Course Instructor: Valentin Cristea, Ciprian Dobre
The course objectives are: to learn parallel and distributed algorithms development techniques for shared memory and message passing models; to study the main classes of parallel algorithms; to study the complexity and correctness models for parallel algorithms. More specific: Learning the conceptual models for the specification and verification of parallel and distributed algorithms (P&D); Understanding the complexity models of P&D algorithms; Learning the development methods of efficient P&D algorithms using data partitioning and functional partitioning, parallelism exploitation for different process topologies, hiding communication latencies, load balancing; Development techniques for parallel algorithms; examples from the main classes: prefix algorithms, search, sort, selection, matrix processing, graph algorithms, lists, trees; Study of the main development techniques of classes of distributed algorithms: wave algorithms, mutual exclusion, topology establishment, termination, fault tolerance, leader election, genetic algorithms;
Syllabus:
- Categories of applications.
- Conceptual models.
- Programming methods.
- Parallel and distributed systems.
- A language for algorithms presentation.
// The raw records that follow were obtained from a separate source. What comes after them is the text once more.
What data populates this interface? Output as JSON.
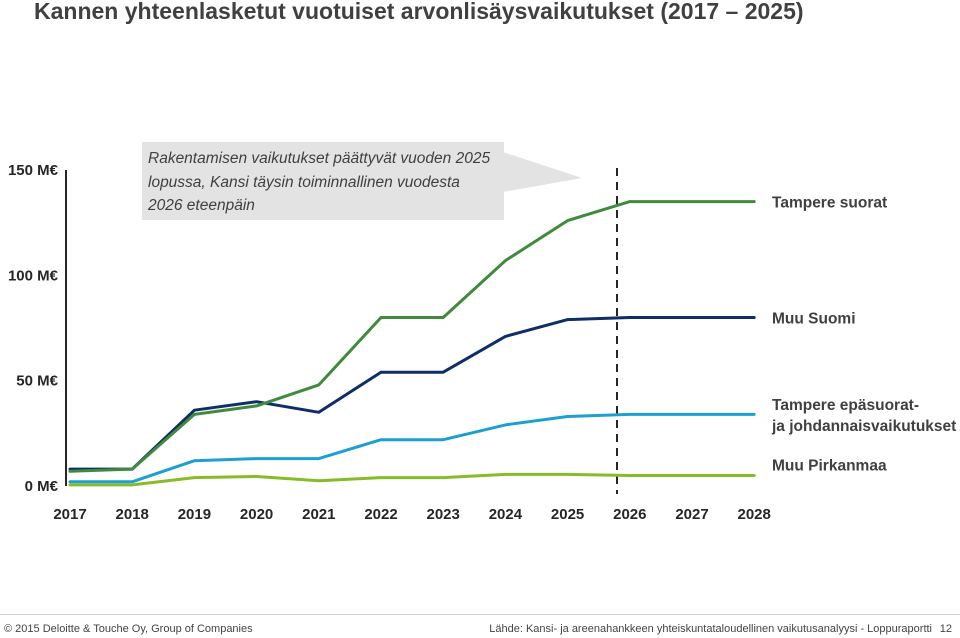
{
  "chart_data": {
    "type": "line",
    "title": "Kannen yhteenlasketut vuotuiset arvonlisäysvaikutukset (2017 – 2025)",
    "x": [
      "2017",
      "2018",
      "2019",
      "2020",
      "2021",
      "2022",
      "2023",
      "2024",
      "2025",
      "2026",
      "2027",
      "2028"
    ],
    "y_ticks": [
      "150 M€",
      "100 M€",
      "50 M€",
      "0 M€"
    ],
    "y_tick_values": [
      150,
      100,
      50,
      0
    ],
    "ylim": [
      0,
      150
    ],
    "series": [
      {
        "name": "Tampere suorat",
        "color": "#3f8a3c",
        "values": [
          7,
          8,
          34,
          38,
          48,
          80,
          80,
          107,
          126,
          135,
          135,
          135
        ]
      },
      {
        "name": "Muu Suomi",
        "color": "#0f2d66",
        "values": [
          8,
          8,
          36,
          40,
          35,
          54,
          54,
          71,
          79,
          80,
          80,
          80
        ]
      },
      {
        "name": "Tampere epäsuorat- ja johdannaisvaikutukset",
        "color": "#1da0d1",
        "values": [
          2,
          2,
          12,
          13,
          13,
          22,
          22,
          29,
          33,
          34,
          34,
          34
        ]
      },
      {
        "name": "Muu Pirkanmaa",
        "color": "#86bc25",
        "values": [
          0.5,
          0.5,
          4,
          4.5,
          2.5,
          4,
          4,
          5.5,
          5.5,
          5,
          5,
          5
        ]
      }
    ],
    "annotation": "Rakentamisen vaikutukset päättyvät vuoden 2025 lopussa, Kansi täysin toiminnallinen vuodesta 2026 eteenpäin",
    "grid": false,
    "legend": "right"
  },
  "footer": {
    "copyright": "© 2015 Deloitte & Touche Oy, Group of Companies",
    "source": "Lähde: Kansi- ja areenahankkeen yhteiskuntataloudellinen vaikutusanalyysi - Loppuraportti",
    "page": "12"
  }
}
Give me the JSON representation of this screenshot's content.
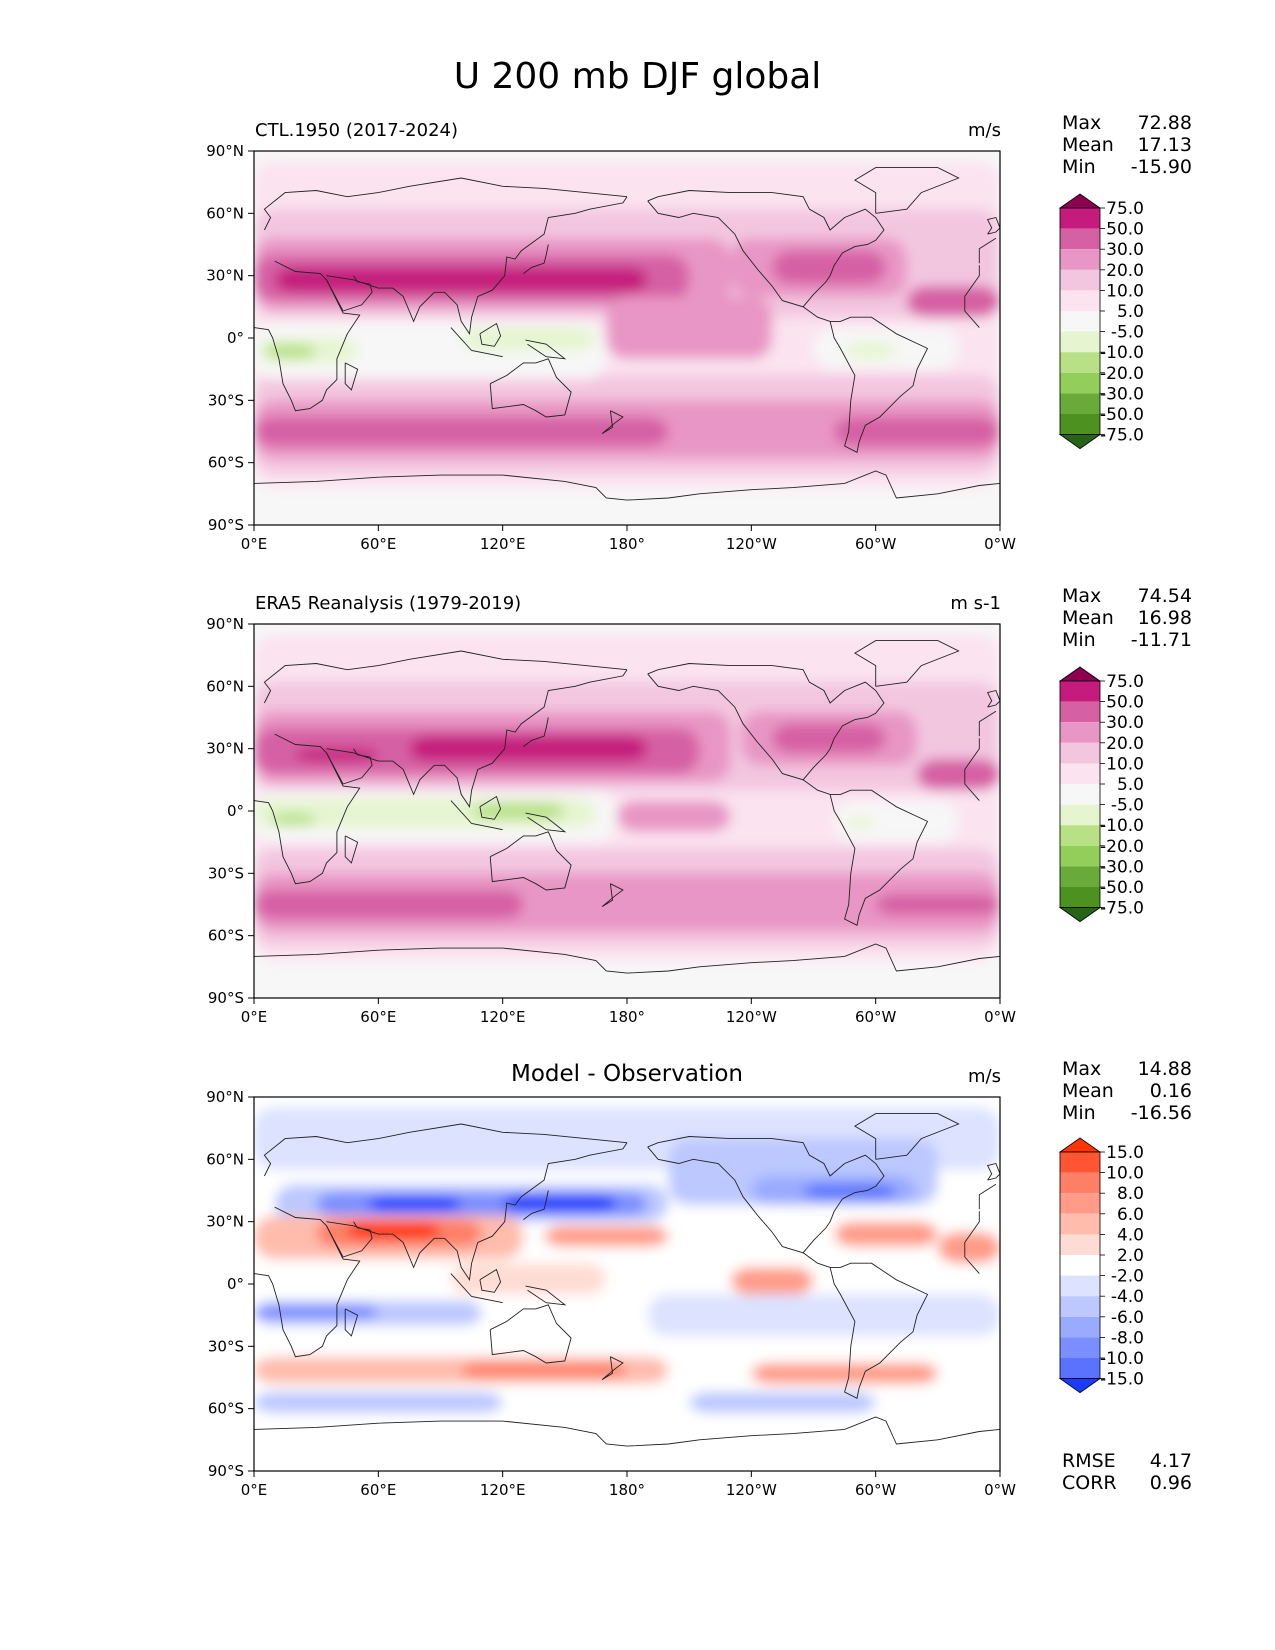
{
  "figure_title": "U 200 mb DJF global",
  "axes": {
    "lat_ticks": [
      "90°N",
      "60°N",
      "30°N",
      "0°",
      "30°S",
      "60°S",
      "90°S"
    ],
    "lon_ticks": [
      "0°E",
      "60°E",
      "120°E",
      "180°",
      "120°W",
      "60°W",
      "0°W"
    ]
  },
  "panels": [
    {
      "title": "CTL.1950 (2017-2024)",
      "units": "m/s",
      "stats": [
        {
          "label": "Max",
          "value": "72.88"
        },
        {
          "label": "Mean",
          "value": "17.13"
        },
        {
          "label": "Min",
          "value": "-15.90"
        }
      ],
      "colorbar_ticks": [
        "75.0",
        "50.0",
        "30.0",
        "20.0",
        "10.0",
        "5.0",
        "-5.0",
        "-10.0",
        "-20.0",
        "-30.0",
        "-50.0",
        "-75.0"
      ]
    },
    {
      "title": "ERA5 Reanalysis (1979-2019)",
      "units": "m s-1",
      "stats": [
        {
          "label": "Max",
          "value": "74.54"
        },
        {
          "label": "Mean",
          "value": "16.98"
        },
        {
          "label": "Min",
          "value": "-11.71"
        }
      ],
      "colorbar_ticks": [
        "75.0",
        "50.0",
        "30.0",
        "20.0",
        "10.0",
        "5.0",
        "-5.0",
        "-10.0",
        "-20.0",
        "-30.0",
        "-50.0",
        "-75.0"
      ]
    },
    {
      "title": "Model - Observation",
      "units": "m/s",
      "stats": [
        {
          "label": "Max",
          "value": "14.88"
        },
        {
          "label": "Mean",
          "value": "0.16"
        },
        {
          "label": "Min",
          "value": "-16.56"
        }
      ],
      "colorbar_ticks": [
        "15.0",
        "10.0",
        "8.0",
        "6.0",
        "4.0",
        "2.0",
        "-2.0",
        "-4.0",
        "-6.0",
        "-8.0",
        "-10.0",
        "-15.0"
      ],
      "metrics": [
        {
          "label": "RMSE",
          "value": "4.17"
        },
        {
          "label": "CORR",
          "value": "0.96"
        }
      ]
    }
  ],
  "colors": {
    "pink_scale": [
      "#8e0152",
      "#c51b7d",
      "#d660a4",
      "#e896c5",
      "#f3c6e0",
      "#fbe3f0",
      "#f7f7f7",
      "#e6f5d0",
      "#b8e186",
      "#93cd5a",
      "#6aaa3a",
      "#4d9221",
      "#276419"
    ],
    "diff_scale": [
      "#ff3300",
      "#ff5533",
      "#ff7f66",
      "#ff9b88",
      "#ffbcad",
      "#ffdcd3",
      "#ffffff",
      "#dce2ff",
      "#bcc8ff",
      "#9aabff",
      "#7b8eff",
      "#5a72ff",
      "#1a3cff"
    ]
  }
}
- Concurrency and synchronization.
- Atomicity.
- Barriers.
- Data parallelism.
- Prefix algorithms.
- Processing lists and matrices.
- Message passing.
- Complexity of P&D algorithms Performance metrics.
- Complexity models: Work-depth, Foster, LogP.
- Algorithms development using shared variables.
- Languages for concurrent programming.
- Concurrent access to priority queues.
- Algorithms development for PRAM models.
- Parallel search.
- Parallel selection.
- Algorithm development using message passing.
- Languages and libraries for distributed programming.
- Logical clocks and ordering of events.
- Vector timestamps.
- Topology establishment.
- Heartbeat algorithm.
- Probe-echo messages.
- Termination of distributed programs.
- Termination detection in ring and graph topologies.
- Termination detection using message echoes: Dijkstra-Scholten.
- Detecting termination using mark messages.
- Huang algorithm.
- Algorithms for fault tolerant systems.
- Byzantine generals' problem.
- Solution with oral messages.
- Solution with signed messages.
- Wave algorithms and leader election.
- Ring, tree, echo, and phase algorithms.
- Finn's algorithm.
- Leader election with wave algorithms.
- LeLann, Lelann-Chang-Robert, and Hirschberg-Sinclair algorithms.
- Parallel genetic algorithms.
- Model, rationale, implementation.
- Transport problem.
- Parallel genetic algorithms.
- Distributed algorithms for mutual exclusion.
- Classification, complexity metrics. Lamport, Ricart-Agarwala, Roucairol-Carvalho, Maekawa, Suzuki Kasami, and Raymond algorithms.